Ben ne okudum diyorum şu an. Yazarın Türkçeye çevrilen ilk serisi. Seri dedim çünkü şu an okuyup yorumladığım kitap üç kitaplık bir serinin ilk kitabı oluyor. Kitap ilk elime geçtiğinde kalınlığı gözümü korkutup aldığım için pişman olmak üzereydim; ama başladıktan sonra elimden bırakamadım.
Kitap ne çok kötü ne de çok iyiydi, daha doğrusu daha tam kavrayamadım ne okuduğumu.
Kitap başlarda durgun ilerledi, gizemli çocuğumuz, kızımızın her başı sıkıştığında yardıma koşması aynı zamanda da her seferinde kibirli bir şekilde kızımıza üstten bakmasını okuduk ve bu süreçte de Elisabeth ile birlikte çevresindeki gizemi anlamaya çalıştım.
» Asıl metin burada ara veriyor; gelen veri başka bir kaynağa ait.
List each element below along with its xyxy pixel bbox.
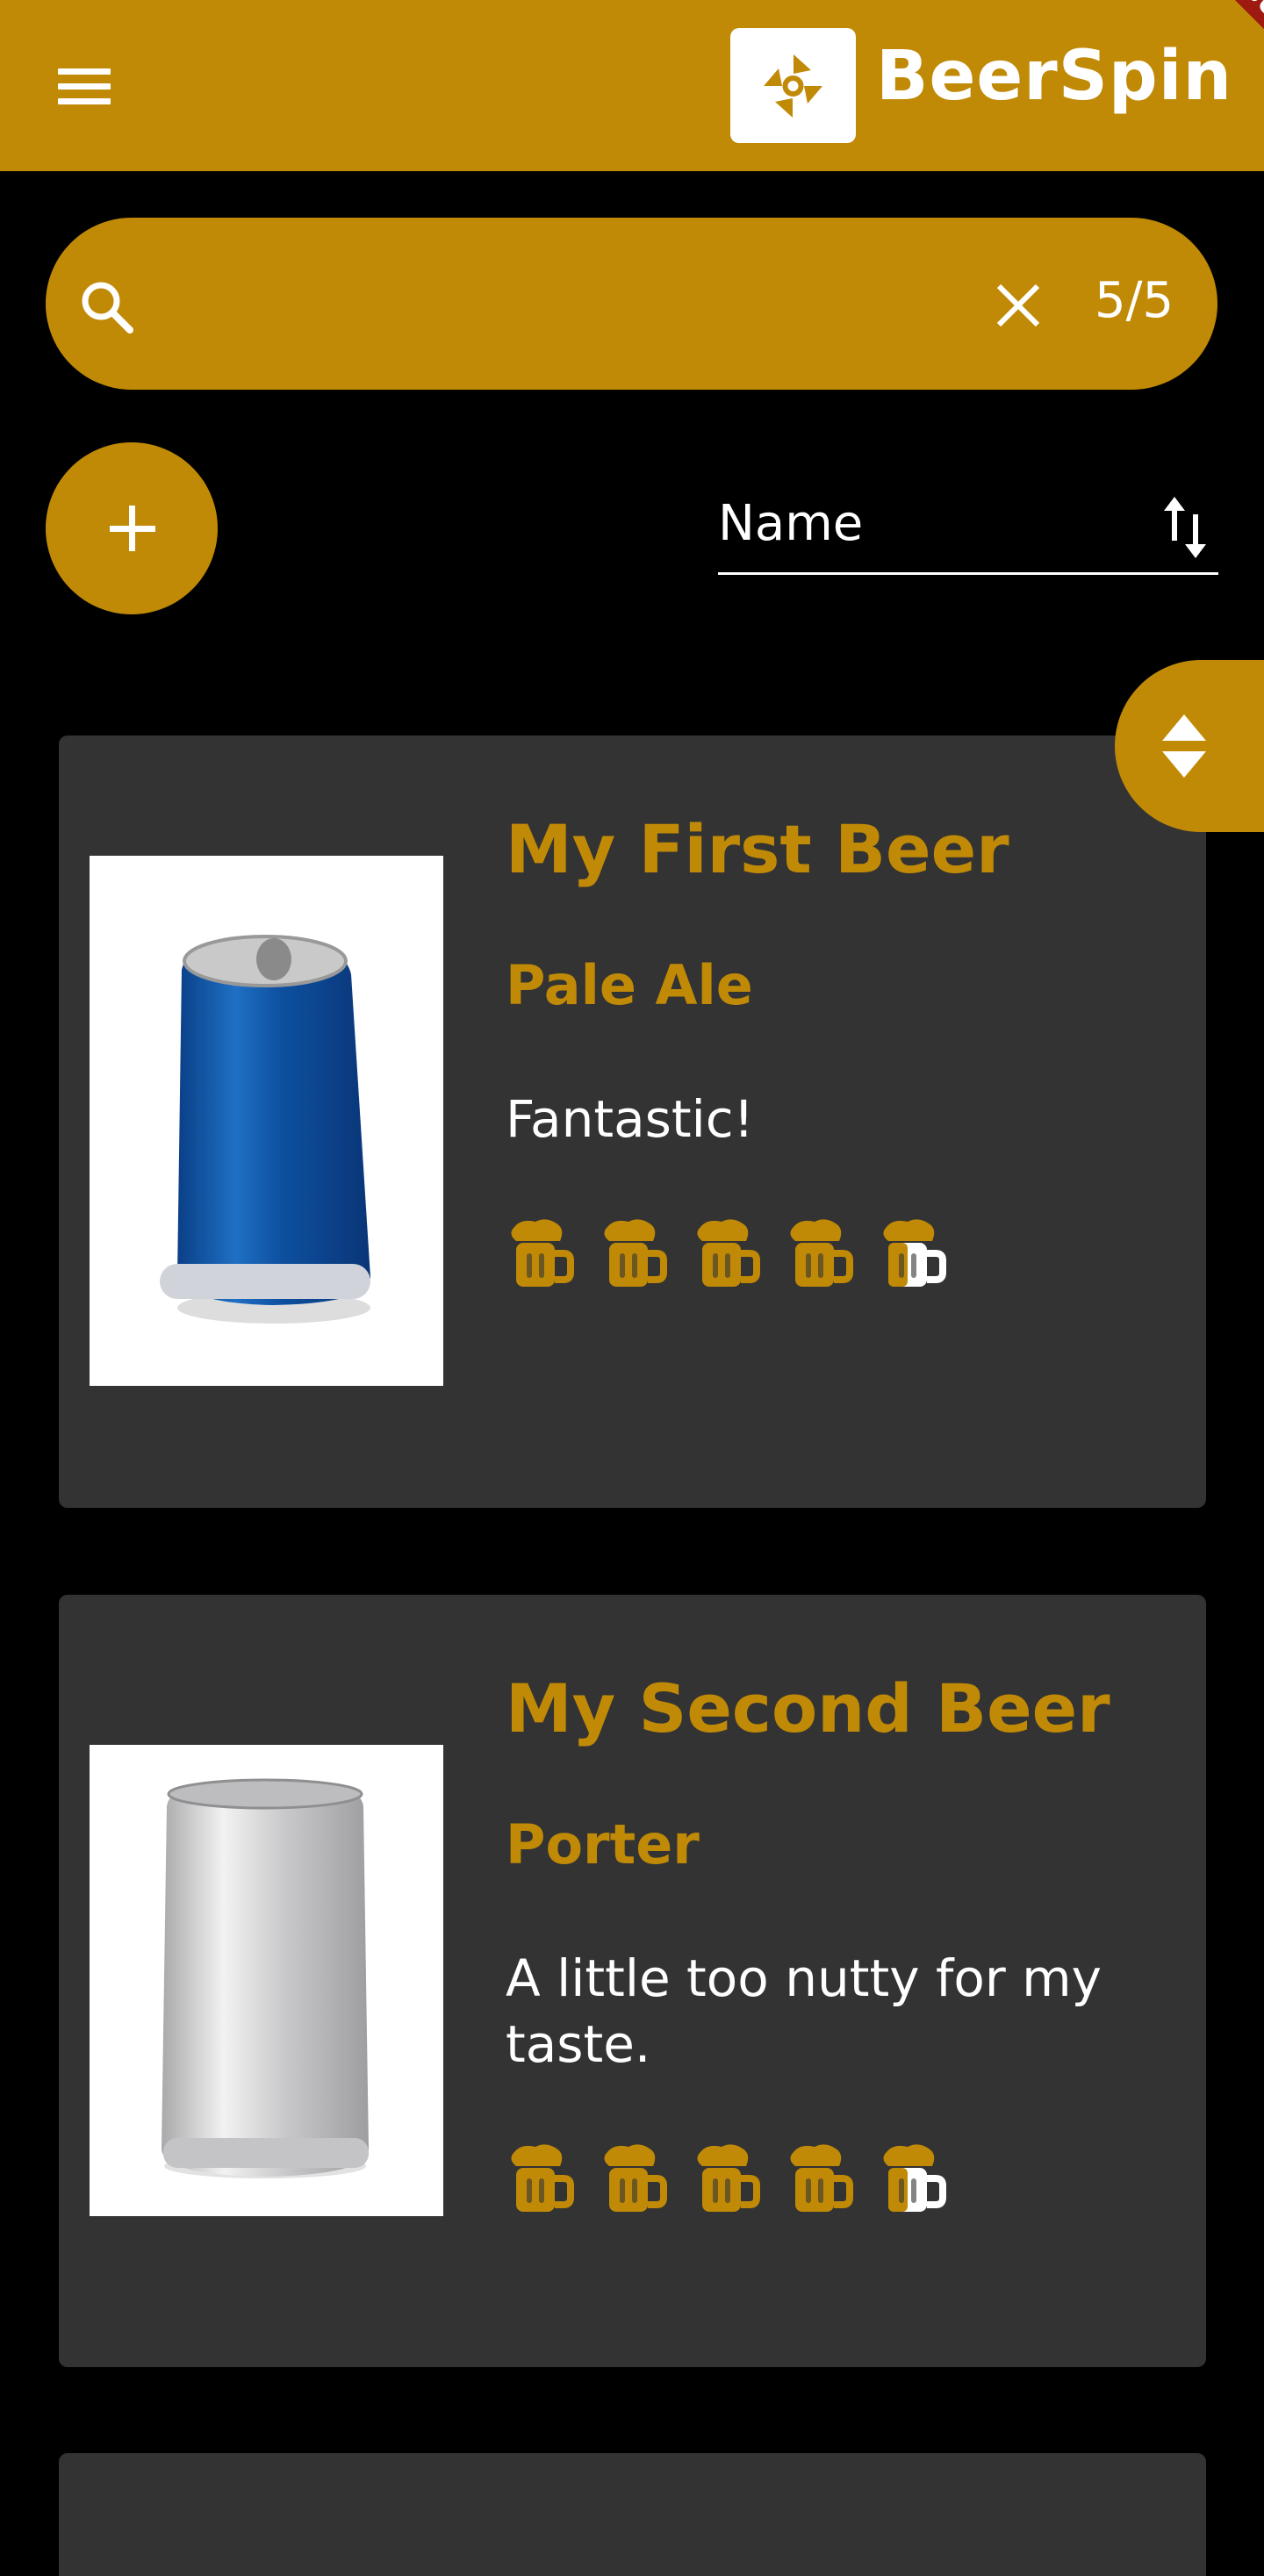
search-input[interactable] bbox=[169, 262, 997, 348]
app-title: BeerSpin bbox=[876, 37, 1232, 116]
beer-mug-icon bbox=[599, 1216, 667, 1294]
beer-image-blue-can bbox=[90, 856, 443, 1386]
plus-icon bbox=[129, 506, 135, 551]
beer-mug-icon bbox=[878, 2142, 946, 2219]
beer-image-silver-can bbox=[90, 1745, 443, 2216]
beer-style: Porter bbox=[506, 1812, 700, 1876]
beer-name: My Second Beer bbox=[506, 1669, 1110, 1747]
beer-card[interactable] bbox=[59, 2453, 1206, 2576]
beer-mug-icon bbox=[785, 2142, 853, 2219]
beer-card[interactable]: My Second Beer Porter A little too nutty… bbox=[59, 1595, 1206, 2367]
beer-mug-icon bbox=[692, 1216, 760, 1294]
beer-mug-icon bbox=[785, 1216, 853, 1294]
beer-comment: A little too nutty for my taste. bbox=[506, 1948, 1102, 2074]
beer-mug-icon bbox=[506, 2142, 574, 2219]
beer-mug-icon bbox=[878, 1216, 946, 1294]
menu-icon-line bbox=[58, 68, 111, 75]
search-bar: 5/5 bbox=[46, 218, 1217, 390]
beer-style: Pale Ale bbox=[506, 953, 753, 1017]
menu-icon-line bbox=[58, 98, 111, 104]
result-count: 5/5 bbox=[1095, 272, 1174, 329]
beerspin-logo-icon bbox=[730, 28, 856, 143]
rating-row bbox=[506, 1216, 946, 1294]
app-bar: BeerSpin DEBUG bbox=[0, 0, 1264, 171]
beer-comment: Fantastic! bbox=[506, 1089, 754, 1149]
sort-arrows-icon[interactable] bbox=[1160, 497, 1210, 562]
beer-name: My First Beer bbox=[506, 810, 1009, 888]
beer-mug-icon bbox=[506, 1216, 574, 1294]
up-down-triangle-icon bbox=[1162, 714, 1206, 781]
close-icon[interactable] bbox=[992, 279, 1045, 332]
beer-mug-icon bbox=[692, 2142, 760, 2219]
add-beer-button[interactable] bbox=[46, 442, 218, 614]
beer-card[interactable]: My First Beer Pale Ale Fantastic! bbox=[59, 735, 1206, 1508]
sort-dropdown[interactable]: Name bbox=[718, 492, 1218, 575]
sort-selected-label: Name bbox=[718, 495, 864, 552]
beer-mug-icon bbox=[599, 2142, 667, 2219]
rating-row bbox=[506, 2142, 946, 2219]
search-icon[interactable] bbox=[79, 279, 135, 339]
menu-button[interactable] bbox=[49, 61, 119, 111]
menu-icon-line bbox=[58, 83, 111, 90]
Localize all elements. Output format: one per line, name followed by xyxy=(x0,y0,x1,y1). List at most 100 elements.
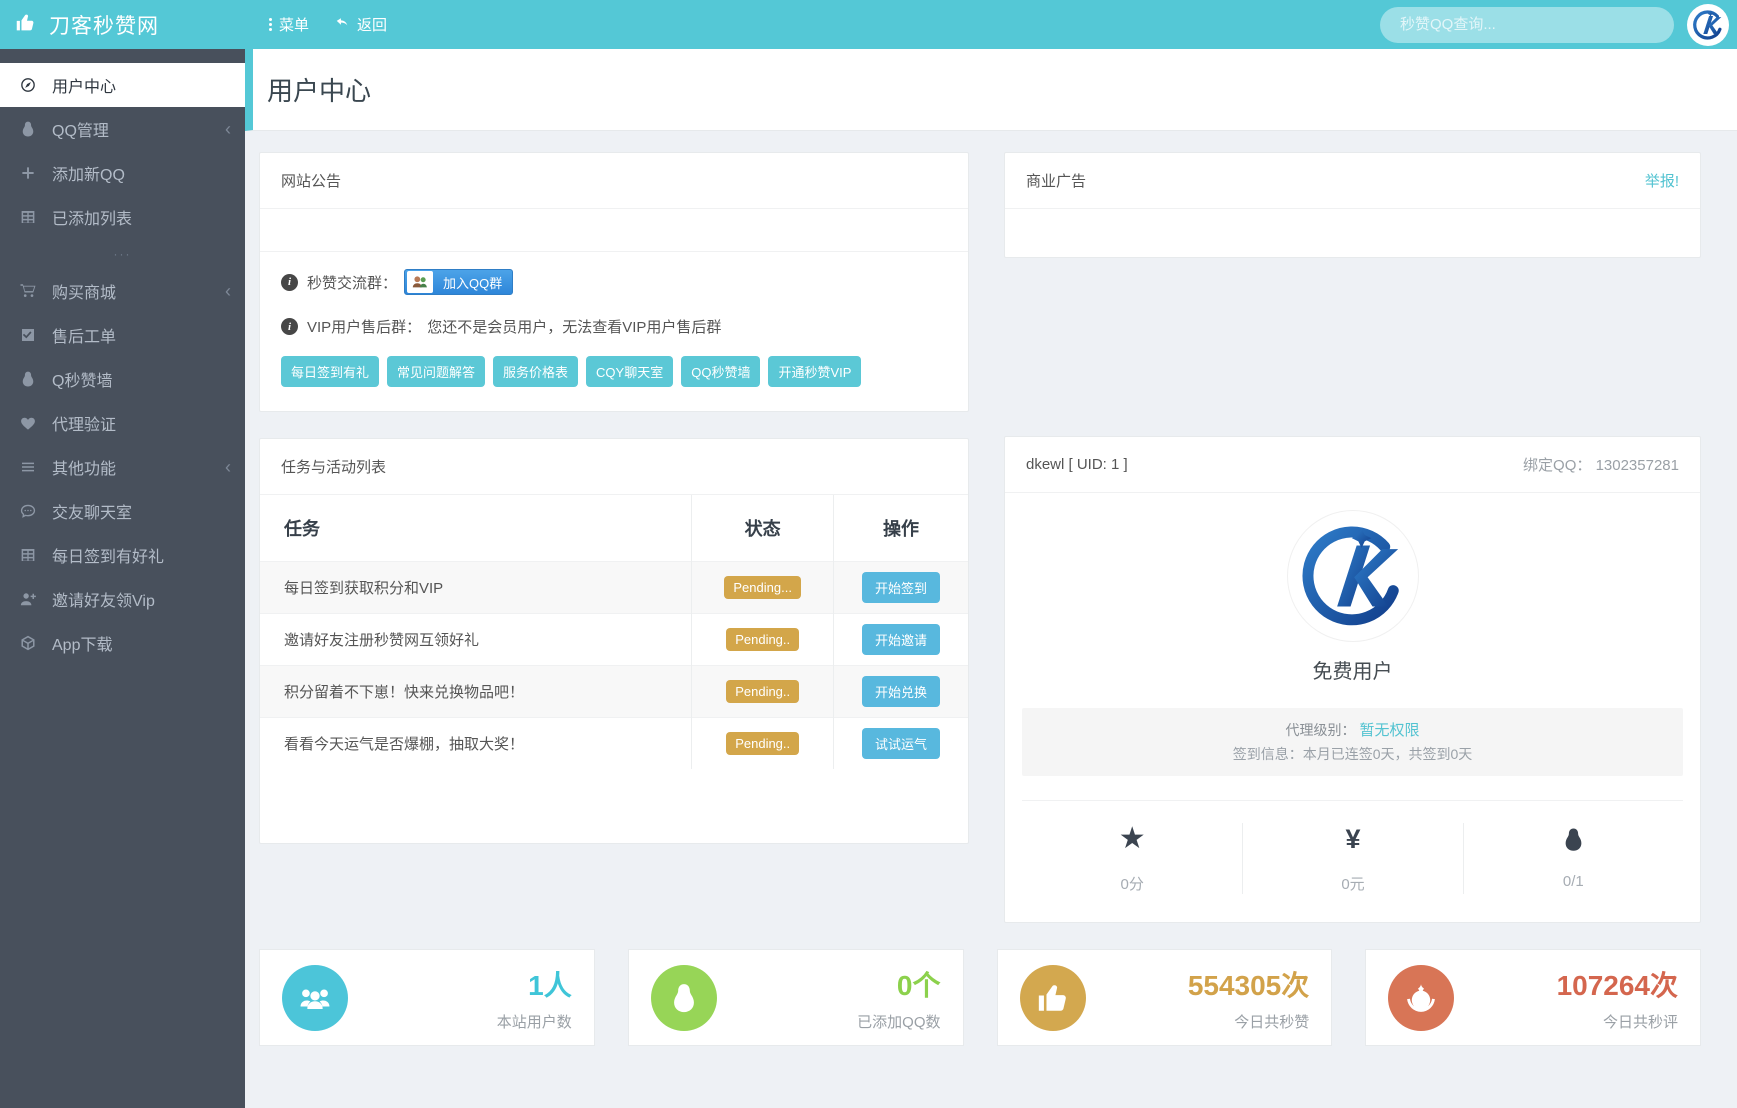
status-cell: Pending... xyxy=(691,561,834,614)
sidebar-item-label: 添加新QQ xyxy=(52,167,125,184)
list-icon xyxy=(17,458,39,476)
summary-label: 今日共秒赞 xyxy=(1234,1013,1310,1031)
summary-value: 554305次 xyxy=(1187,969,1310,1001)
sidebar-item-label: 交友聊天室 xyxy=(52,505,133,522)
yen-icon: ¥ xyxy=(1345,823,1361,854)
status-badge: Pending.. xyxy=(726,732,800,755)
sidebar-item-label: QQ管理 xyxy=(52,123,109,140)
sidebar-item-1[interactable]: QQ管理 ‹ xyxy=(0,107,245,151)
action-cell: 开始签到 xyxy=(832,561,968,614)
sidebar-item-5[interactable]: 购买商城 ‹ xyxy=(0,269,245,313)
profile-stat: ★ 0分 xyxy=(1022,823,1242,894)
sidebar-item-label: 用户中心 xyxy=(52,79,117,96)
summary-row: 1人本站用户数 0个 已添加QQ数 554305次今日共秒赞 107264次今日共秒评 xyxy=(259,949,1701,1047)
announcement-body-empty xyxy=(260,209,968,252)
task-card-title: 任务与活动列表 xyxy=(281,459,387,476)
task-action-button-0[interactable]: 开始签到 xyxy=(861,572,940,603)
quick-link-2[interactable]: 服务价格表 xyxy=(493,356,579,387)
quick-link-0[interactable]: 每日签到有礼 xyxy=(281,356,380,387)
ad-card-title: 商业广告 xyxy=(1026,173,1087,190)
sidebar-item-label: 每日签到有好礼 xyxy=(52,549,165,566)
summary-label: 本站用户数 xyxy=(496,1013,572,1031)
qq-icon xyxy=(1560,823,1587,855)
qq-group-people-icon xyxy=(407,271,434,293)
announcement-title: 网站公告 xyxy=(281,173,342,190)
sidebar-item-13[interactable]: App下载 xyxy=(0,621,245,665)
summary-card-2: 554305次今日共秒赞 xyxy=(996,949,1333,1047)
task-card-footer xyxy=(260,769,968,843)
rebel-icon xyxy=(1388,964,1455,1031)
task-action-button-3[interactable]: 试试运气 xyxy=(861,728,940,759)
check-icon xyxy=(17,326,39,344)
action-cell: 开始邀请 xyxy=(832,613,968,666)
quick-link-1[interactable]: 常见问题解答 xyxy=(387,356,486,387)
search-input[interactable] xyxy=(1380,6,1674,43)
sidebar-item-label: Q秒赞墙 xyxy=(52,373,113,390)
table-icon xyxy=(17,546,39,564)
task-cell: 积分留着不下崽！快来兑换物品吧！ xyxy=(260,665,692,718)
sidebar-item-label: 邀请好友领Vip xyxy=(52,593,155,610)
user-type-label: 免费用户 xyxy=(1312,661,1393,683)
vertical-dots-icon xyxy=(269,18,272,31)
username: dkewl [ UID: 1 ] xyxy=(1026,456,1128,473)
sidebar-item-10[interactable]: 交友聊天室 xyxy=(0,489,245,533)
status-badge: Pending.. xyxy=(726,680,800,703)
profile-stats: ★ 0分 ¥0元 0/1 xyxy=(1022,800,1683,922)
qq-icon xyxy=(650,964,717,1031)
agent-level-link[interactable]: 暂无权限 xyxy=(1359,722,1419,739)
users-icon xyxy=(282,964,348,1031)
summary-card-1: 0个 已添加QQ数 xyxy=(627,949,964,1047)
chevron-left-icon: ‹ xyxy=(225,281,231,301)
task-action-button-1[interactable]: 开始邀请 xyxy=(861,624,940,655)
profile-card: dkewl [ UID: 1 ] 绑定QQ： 1302357281 免费用户 代… xyxy=(1004,436,1701,924)
summary-label: 今日共秒评 xyxy=(1602,1013,1678,1031)
task-action-button-2[interactable]: 开始兑换 xyxy=(861,676,940,707)
plus-icon xyxy=(17,164,39,182)
userplus-icon xyxy=(17,590,39,608)
quick-link-4[interactable]: QQ秒赞墙 xyxy=(681,356,761,387)
status-cell: Pending.. xyxy=(691,613,834,666)
profile-stat: 0/1 xyxy=(1462,823,1683,895)
quick-link-5[interactable]: 开通秒赞VIP xyxy=(768,356,862,387)
quick-link-3[interactable]: CQY聊天室 xyxy=(586,356,674,387)
report-link[interactable]: 举报! xyxy=(1645,170,1679,191)
summary-value: 1人 xyxy=(528,969,572,1001)
sidebar-item-9[interactable]: 其他功能 ‹ xyxy=(0,445,245,489)
sidebar-item-label: 已添加列表 xyxy=(52,211,133,228)
sidebar-item-0[interactable]: 用户中心 xyxy=(0,63,245,107)
sidebar-item-7[interactable]: Q秒赞墙 xyxy=(0,357,245,401)
join-qq-group-button[interactable]: 加入QQ群 xyxy=(404,269,514,295)
chevron-left-icon: ‹ xyxy=(225,119,231,139)
sidebar-item-2[interactable]: 添加新QQ xyxy=(0,151,245,195)
sidebar-item-6[interactable]: 售后工单 xyxy=(0,313,245,357)
profile-stat-value: 0分 xyxy=(1120,876,1144,894)
sidebar-item-8[interactable]: 代理验证 xyxy=(0,401,245,445)
thumbs-up-icon xyxy=(15,12,36,38)
table-row: 看看今天运气是否爆棚，抽取大奖！ Pending.. 试试运气 xyxy=(260,717,968,769)
star-icon: ★ xyxy=(1118,822,1146,856)
summary-value: 107264次 xyxy=(1556,969,1678,1001)
menu-button[interactable]: 菜单 xyxy=(269,14,309,35)
back-button[interactable]: 返回 xyxy=(335,14,387,35)
page-title: 用户中心 xyxy=(267,76,372,106)
table-row: 邀请好友注册秒赞网互领好礼 Pending.. 开始邀请 xyxy=(260,613,968,666)
cart-icon xyxy=(17,282,39,300)
sidebar-divider: ··· xyxy=(113,247,132,261)
table-row: 积分留着不下崽！快来兑换物品吧！ Pending.. 开始兑换 xyxy=(260,665,968,718)
box-icon xyxy=(17,634,39,652)
sidebar-item-11[interactable]: 每日签到有好礼 xyxy=(0,533,245,577)
col-header-task: 任务 xyxy=(260,495,692,562)
col-header-status: 状态 xyxy=(691,495,834,562)
info-icon: i xyxy=(281,318,298,335)
status-cell: Pending.. xyxy=(691,665,834,718)
qq-icon xyxy=(17,370,39,388)
top-navbar: 刀客秒赞网 菜单 返回 xyxy=(0,0,1737,49)
task-cell: 邀请好友注册秒赞网互领好礼 xyxy=(260,613,692,666)
sidebar-item-3[interactable]: 已添加列表 xyxy=(0,195,245,239)
sidebar-item-label: 代理验证 xyxy=(52,417,117,434)
sidebar-item-12[interactable]: 邀请好友领Vip xyxy=(0,577,245,621)
user-avatar xyxy=(1287,511,1418,641)
site-logo-avatar[interactable] xyxy=(1687,3,1729,46)
page-header: 用户中心 xyxy=(245,49,1737,131)
table-row: 每日签到获取积分和VIP Pending... 开始签到 xyxy=(260,561,968,614)
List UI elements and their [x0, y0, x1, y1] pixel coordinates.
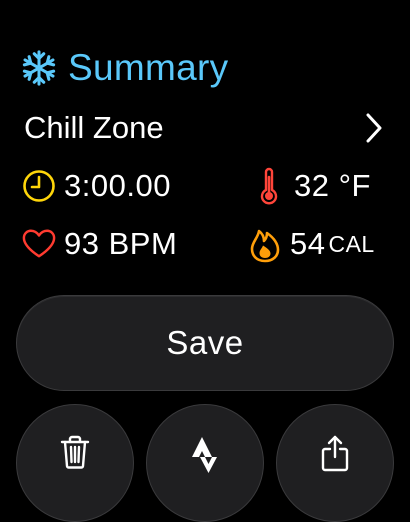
flame-icon: [250, 229, 280, 263]
strava-icon: [192, 437, 217, 473]
save-button-label: Save: [166, 324, 244, 361]
calories-unit: CAL: [328, 230, 375, 257]
thermometer-icon: [260, 167, 278, 205]
share-button[interactable]: [276, 404, 394, 522]
heart-rate-metric: 93 BPM: [22, 222, 177, 266]
calories-value: 54: [290, 226, 326, 261]
snowflake-icon: [22, 50, 56, 86]
save-button[interactable]: Save: [16, 295, 394, 391]
page-title: Summary: [68, 47, 229, 88]
calories-metric: 54 CAL: [248, 222, 375, 266]
share-icon: [321, 435, 349, 472]
duration-metric: 3:00.00: [22, 164, 171, 208]
temperature-metric: 32 °F: [252, 164, 371, 208]
trash-icon: [60, 435, 90, 469]
heart-icon: [22, 229, 56, 258]
clock-icon: [23, 170, 55, 202]
zone-name: Chill Zone: [24, 110, 164, 145]
delete-button[interactable]: [16, 404, 134, 522]
strava-button[interactable]: [146, 404, 264, 522]
duration-value: 3:00.00: [64, 168, 171, 203]
heart-rate-value: 93 BPM: [64, 226, 178, 261]
temperature-value: 32 °F: [294, 168, 371, 203]
zone-row[interactable]: Chill Zone: [24, 106, 384, 150]
summary-header: Summary: [20, 44, 228, 92]
chevron-right-icon: [366, 113, 382, 143]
Genelde hep vampirler, kurtadamlar, melekler, vb. tarzda fantastik öğelere yer veriliyordu kitaplarda. Bu sefer kabuslara karşı savaşıyor karakterlerimiz aslında savaşmak demeyelim. Bundan sonrası spoiler içerir.
İnsanların rüyalarından besleniyorlar. İsim olarak da kabus diyor kendilerine.
Elisabeth ailesi ile birlikte Köln de yaşarken Westerwald’a isteksiz bir şekilde taşınıyorlar. Ve yeni yerleşim yeri onu tahmin edemeyeceği şeylerle karşılaştırıyor.
Yalnız kitap okurken ben Elisabeth’in de kesin bir tuhaflığı olacak bir şey çıkacak diyordum; kız her müsait bulduğu yerde uykuya dalıp rüya görüyor. Ama bir şey çıkmadı.
Kitabı anlatmaya kalksam daha çok şey var ama fazla spoiler vermeyeyim dedim. O yüzden Colin’i merak ediyorsanız bence okuyun derim.